Insieme, hanno messo in piedi una Foundation che si chiama «Missing Angels», «Angeli dispersi», come i Mia, «Missing in action», i soldati che non tornano alla guerra né vivi né morti. Per alcuni il nome contiene anche un riferimento religioso: chi non ha visto la Terra abita ora in un cherubico cielo, ma tutti si riconoscono in un appello anche martellante ai legislatori. Chiedono che anche i non nati abbiano un riconoscimento di essere stati vivi, un certificato, una specie di «passaporto». «Non chiamateli feti, non minimizzate la nostra perdita e il nostro dolore. Sono bambini. Sono belli. Sono solo mancanti, dispersi». Una mezza dozzina di Stati, primo fra tutti l’Arizona di Joanna Cacciatore, hanno già dato ascolto a preghiere e pressioni e consegnano adesso, a richiesta, «certificati di nascita», retroattivi.
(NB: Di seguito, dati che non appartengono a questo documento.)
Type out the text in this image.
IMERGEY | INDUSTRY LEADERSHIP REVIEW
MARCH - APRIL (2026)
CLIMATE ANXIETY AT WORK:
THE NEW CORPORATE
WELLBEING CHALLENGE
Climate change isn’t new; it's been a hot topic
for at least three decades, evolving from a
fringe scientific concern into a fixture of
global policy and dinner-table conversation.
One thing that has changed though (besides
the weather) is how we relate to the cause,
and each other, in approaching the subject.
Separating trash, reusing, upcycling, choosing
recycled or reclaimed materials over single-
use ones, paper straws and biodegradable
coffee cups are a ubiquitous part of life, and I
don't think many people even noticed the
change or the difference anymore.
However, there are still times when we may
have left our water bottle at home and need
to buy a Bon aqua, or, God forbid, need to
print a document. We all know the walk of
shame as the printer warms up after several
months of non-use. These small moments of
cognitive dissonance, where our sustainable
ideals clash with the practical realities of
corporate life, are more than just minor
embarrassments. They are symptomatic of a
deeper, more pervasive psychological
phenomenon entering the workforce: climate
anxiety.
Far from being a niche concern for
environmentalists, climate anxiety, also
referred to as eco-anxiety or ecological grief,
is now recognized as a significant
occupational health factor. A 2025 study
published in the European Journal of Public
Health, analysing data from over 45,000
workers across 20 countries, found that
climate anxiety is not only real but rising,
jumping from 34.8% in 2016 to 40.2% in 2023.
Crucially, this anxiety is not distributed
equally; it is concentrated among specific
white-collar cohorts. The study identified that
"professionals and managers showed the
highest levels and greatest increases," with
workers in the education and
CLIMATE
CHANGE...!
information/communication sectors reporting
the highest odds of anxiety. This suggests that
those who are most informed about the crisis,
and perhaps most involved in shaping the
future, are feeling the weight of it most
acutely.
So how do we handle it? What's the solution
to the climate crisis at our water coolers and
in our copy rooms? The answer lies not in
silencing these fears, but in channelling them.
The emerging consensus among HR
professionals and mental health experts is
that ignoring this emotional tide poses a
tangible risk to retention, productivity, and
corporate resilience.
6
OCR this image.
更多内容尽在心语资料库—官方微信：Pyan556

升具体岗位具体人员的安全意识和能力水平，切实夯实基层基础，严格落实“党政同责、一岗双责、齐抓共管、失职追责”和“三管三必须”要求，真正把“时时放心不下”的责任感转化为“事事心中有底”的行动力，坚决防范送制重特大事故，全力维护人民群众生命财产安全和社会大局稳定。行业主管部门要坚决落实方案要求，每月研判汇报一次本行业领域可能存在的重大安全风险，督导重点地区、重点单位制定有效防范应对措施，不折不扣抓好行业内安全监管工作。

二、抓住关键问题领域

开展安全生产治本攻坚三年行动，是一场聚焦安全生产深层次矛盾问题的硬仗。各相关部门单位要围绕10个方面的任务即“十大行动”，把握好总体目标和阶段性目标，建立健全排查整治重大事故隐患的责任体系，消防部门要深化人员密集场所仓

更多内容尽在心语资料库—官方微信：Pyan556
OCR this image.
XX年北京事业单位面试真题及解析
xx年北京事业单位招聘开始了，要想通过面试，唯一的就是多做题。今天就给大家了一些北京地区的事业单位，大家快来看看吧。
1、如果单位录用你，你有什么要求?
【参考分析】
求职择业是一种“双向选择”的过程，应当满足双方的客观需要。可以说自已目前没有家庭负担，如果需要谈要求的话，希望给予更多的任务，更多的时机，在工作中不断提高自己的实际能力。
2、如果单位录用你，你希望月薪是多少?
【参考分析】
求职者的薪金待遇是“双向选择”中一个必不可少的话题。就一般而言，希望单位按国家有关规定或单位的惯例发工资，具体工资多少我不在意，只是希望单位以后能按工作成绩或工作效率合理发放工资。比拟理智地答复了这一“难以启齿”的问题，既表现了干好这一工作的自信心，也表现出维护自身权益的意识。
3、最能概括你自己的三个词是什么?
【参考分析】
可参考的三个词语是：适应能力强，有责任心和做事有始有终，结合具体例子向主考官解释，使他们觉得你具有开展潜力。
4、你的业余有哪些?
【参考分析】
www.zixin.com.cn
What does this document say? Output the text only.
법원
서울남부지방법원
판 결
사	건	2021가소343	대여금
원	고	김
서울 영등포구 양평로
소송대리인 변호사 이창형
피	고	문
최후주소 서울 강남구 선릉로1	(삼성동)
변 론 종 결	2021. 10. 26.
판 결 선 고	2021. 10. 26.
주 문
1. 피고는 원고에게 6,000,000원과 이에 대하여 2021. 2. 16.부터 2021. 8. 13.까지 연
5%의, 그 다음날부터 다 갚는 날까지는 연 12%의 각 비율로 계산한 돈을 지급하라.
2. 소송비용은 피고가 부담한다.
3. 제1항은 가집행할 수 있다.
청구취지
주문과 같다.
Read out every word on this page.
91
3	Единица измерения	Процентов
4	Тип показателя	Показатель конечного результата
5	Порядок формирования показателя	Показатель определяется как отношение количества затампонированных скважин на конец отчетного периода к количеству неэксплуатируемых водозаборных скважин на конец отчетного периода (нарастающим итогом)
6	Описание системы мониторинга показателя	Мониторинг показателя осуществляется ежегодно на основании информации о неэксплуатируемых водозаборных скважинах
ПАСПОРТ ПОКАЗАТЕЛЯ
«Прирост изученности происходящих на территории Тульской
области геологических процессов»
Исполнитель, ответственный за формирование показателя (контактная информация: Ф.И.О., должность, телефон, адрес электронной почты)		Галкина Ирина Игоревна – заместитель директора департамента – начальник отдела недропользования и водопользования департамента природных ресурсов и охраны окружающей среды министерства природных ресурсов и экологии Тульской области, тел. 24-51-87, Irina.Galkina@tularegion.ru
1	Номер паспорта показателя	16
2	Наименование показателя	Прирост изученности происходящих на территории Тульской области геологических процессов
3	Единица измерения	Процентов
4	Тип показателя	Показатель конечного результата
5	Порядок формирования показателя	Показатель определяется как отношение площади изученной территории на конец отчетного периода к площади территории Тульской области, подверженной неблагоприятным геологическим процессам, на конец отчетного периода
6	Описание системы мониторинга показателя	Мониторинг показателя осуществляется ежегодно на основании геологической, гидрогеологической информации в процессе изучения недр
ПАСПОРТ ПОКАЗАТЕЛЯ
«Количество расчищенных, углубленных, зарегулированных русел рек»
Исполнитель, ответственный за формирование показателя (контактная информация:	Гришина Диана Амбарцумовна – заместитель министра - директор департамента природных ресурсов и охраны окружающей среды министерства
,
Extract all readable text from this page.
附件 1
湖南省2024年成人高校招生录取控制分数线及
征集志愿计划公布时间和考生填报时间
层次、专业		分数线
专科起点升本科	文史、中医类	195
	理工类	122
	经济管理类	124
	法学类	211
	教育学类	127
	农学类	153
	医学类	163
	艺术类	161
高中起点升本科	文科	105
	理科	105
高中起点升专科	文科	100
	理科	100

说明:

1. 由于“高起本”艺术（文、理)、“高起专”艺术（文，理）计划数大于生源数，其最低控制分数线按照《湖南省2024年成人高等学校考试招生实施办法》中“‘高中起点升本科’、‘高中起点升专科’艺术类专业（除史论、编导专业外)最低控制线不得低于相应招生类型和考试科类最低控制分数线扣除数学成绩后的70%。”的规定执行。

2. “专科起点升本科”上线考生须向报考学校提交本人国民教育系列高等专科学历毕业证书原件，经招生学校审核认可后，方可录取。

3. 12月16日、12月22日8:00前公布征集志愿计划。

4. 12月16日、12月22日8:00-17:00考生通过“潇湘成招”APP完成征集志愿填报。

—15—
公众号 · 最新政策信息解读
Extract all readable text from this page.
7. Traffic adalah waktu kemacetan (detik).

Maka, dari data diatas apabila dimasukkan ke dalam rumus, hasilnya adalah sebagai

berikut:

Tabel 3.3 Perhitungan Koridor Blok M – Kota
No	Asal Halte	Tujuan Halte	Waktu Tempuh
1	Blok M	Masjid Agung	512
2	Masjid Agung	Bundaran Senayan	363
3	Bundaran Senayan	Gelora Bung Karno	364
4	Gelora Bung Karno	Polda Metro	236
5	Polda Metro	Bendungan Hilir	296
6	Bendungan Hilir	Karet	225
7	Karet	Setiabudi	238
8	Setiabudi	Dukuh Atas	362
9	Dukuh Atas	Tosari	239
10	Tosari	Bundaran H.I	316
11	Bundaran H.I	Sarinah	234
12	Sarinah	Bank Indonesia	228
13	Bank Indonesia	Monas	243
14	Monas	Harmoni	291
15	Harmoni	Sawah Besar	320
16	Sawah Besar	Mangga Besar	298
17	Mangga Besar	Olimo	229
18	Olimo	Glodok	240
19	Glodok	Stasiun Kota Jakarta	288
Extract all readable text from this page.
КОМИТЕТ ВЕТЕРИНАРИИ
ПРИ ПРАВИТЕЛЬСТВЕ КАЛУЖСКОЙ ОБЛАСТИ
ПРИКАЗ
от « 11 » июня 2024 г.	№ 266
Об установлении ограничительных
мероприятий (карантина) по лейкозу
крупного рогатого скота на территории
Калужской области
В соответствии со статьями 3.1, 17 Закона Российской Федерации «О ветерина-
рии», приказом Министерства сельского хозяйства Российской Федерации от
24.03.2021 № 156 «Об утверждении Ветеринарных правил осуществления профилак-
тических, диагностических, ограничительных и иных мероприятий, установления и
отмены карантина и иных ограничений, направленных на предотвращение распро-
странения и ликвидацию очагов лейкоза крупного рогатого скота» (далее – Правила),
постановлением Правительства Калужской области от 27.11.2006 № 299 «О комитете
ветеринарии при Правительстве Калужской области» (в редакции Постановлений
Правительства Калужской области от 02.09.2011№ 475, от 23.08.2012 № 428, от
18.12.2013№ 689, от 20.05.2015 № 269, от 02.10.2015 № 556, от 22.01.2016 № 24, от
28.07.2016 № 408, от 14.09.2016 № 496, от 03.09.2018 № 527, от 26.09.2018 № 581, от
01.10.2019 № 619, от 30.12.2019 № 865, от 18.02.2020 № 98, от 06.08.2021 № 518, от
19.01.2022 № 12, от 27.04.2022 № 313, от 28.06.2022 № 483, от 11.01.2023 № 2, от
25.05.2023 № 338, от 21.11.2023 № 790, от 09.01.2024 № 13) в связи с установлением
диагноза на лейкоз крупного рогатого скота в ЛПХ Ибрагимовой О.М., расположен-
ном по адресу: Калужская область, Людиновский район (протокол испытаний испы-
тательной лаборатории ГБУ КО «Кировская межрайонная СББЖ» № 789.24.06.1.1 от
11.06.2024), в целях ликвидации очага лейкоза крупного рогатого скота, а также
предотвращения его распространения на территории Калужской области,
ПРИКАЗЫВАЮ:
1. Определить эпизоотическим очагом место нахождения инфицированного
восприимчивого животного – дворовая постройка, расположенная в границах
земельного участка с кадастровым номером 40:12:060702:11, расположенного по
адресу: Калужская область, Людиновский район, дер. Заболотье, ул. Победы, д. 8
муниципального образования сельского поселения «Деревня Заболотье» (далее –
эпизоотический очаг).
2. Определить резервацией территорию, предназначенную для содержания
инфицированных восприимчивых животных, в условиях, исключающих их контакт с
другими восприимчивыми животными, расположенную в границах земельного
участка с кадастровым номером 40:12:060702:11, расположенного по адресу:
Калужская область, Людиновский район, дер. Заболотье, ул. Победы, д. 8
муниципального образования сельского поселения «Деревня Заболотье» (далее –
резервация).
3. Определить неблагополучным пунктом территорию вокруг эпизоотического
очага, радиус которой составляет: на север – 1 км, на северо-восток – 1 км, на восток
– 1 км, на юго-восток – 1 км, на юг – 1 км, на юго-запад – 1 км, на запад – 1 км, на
Un «movimento» tipicamente americano nella sua angoscia, nelle sue motivazioni surreali, nella sua concretezza. Ma una volta tanto l’America non è arrivata prima. Nel lontano Giappone - e dove altro? - esistono da anni i cimiteri dei non nati. Piccoli cippi tombali, uguali in tutto anche perché non hanno fatto in tempo ad avere un nome o un volto, raggruppati in giardini che non recano croci né altri simboli religiosi ma pietre, sassi, in memoria di coloro che il lungo viaggio dal non essere al non essere l’hanno percorso, invece che per la strada della vita, per la scorciatoia dell'aborto. Le mamme che non hanno potuto o non hanno voluto esserlo depongono accanto alle rocce artificiali, nei non compleanni, giocattoli, biberon, fiori finti, radioline con la cuffia, dolciumi sontuosamente e accuratamente incartati. Oppure accendono «mulini di preghiera», buddhisti, che compiono un rito di pietà anche per conto di chi non è mai stato; oppure dei walkman con dentro le musiche che si immaginano preferite. Gli auricolari abbracciano il cippo, cantano una ninna nanna a chi non ha bisogno di dormire perché non si è mai svegliato. Cippi, pietre, sassi sono di plastica, materia finta per finti monumenti a finti morti. Ed è poi giusto che sia così, perché la plastica è inerte e neutrale, la più plasmabile dall’immaginazione, senza le resistenze che le cose della natura sempre oppongono.

La natura non capisce, cambia e si nutre del mutamento e per questo le cose non possono essere eterne, mentre lo sono ad ogni momento che passa nella nostra mente immortale, nei «certificati» che portiamo dentro, nel nostro kabuki perenne.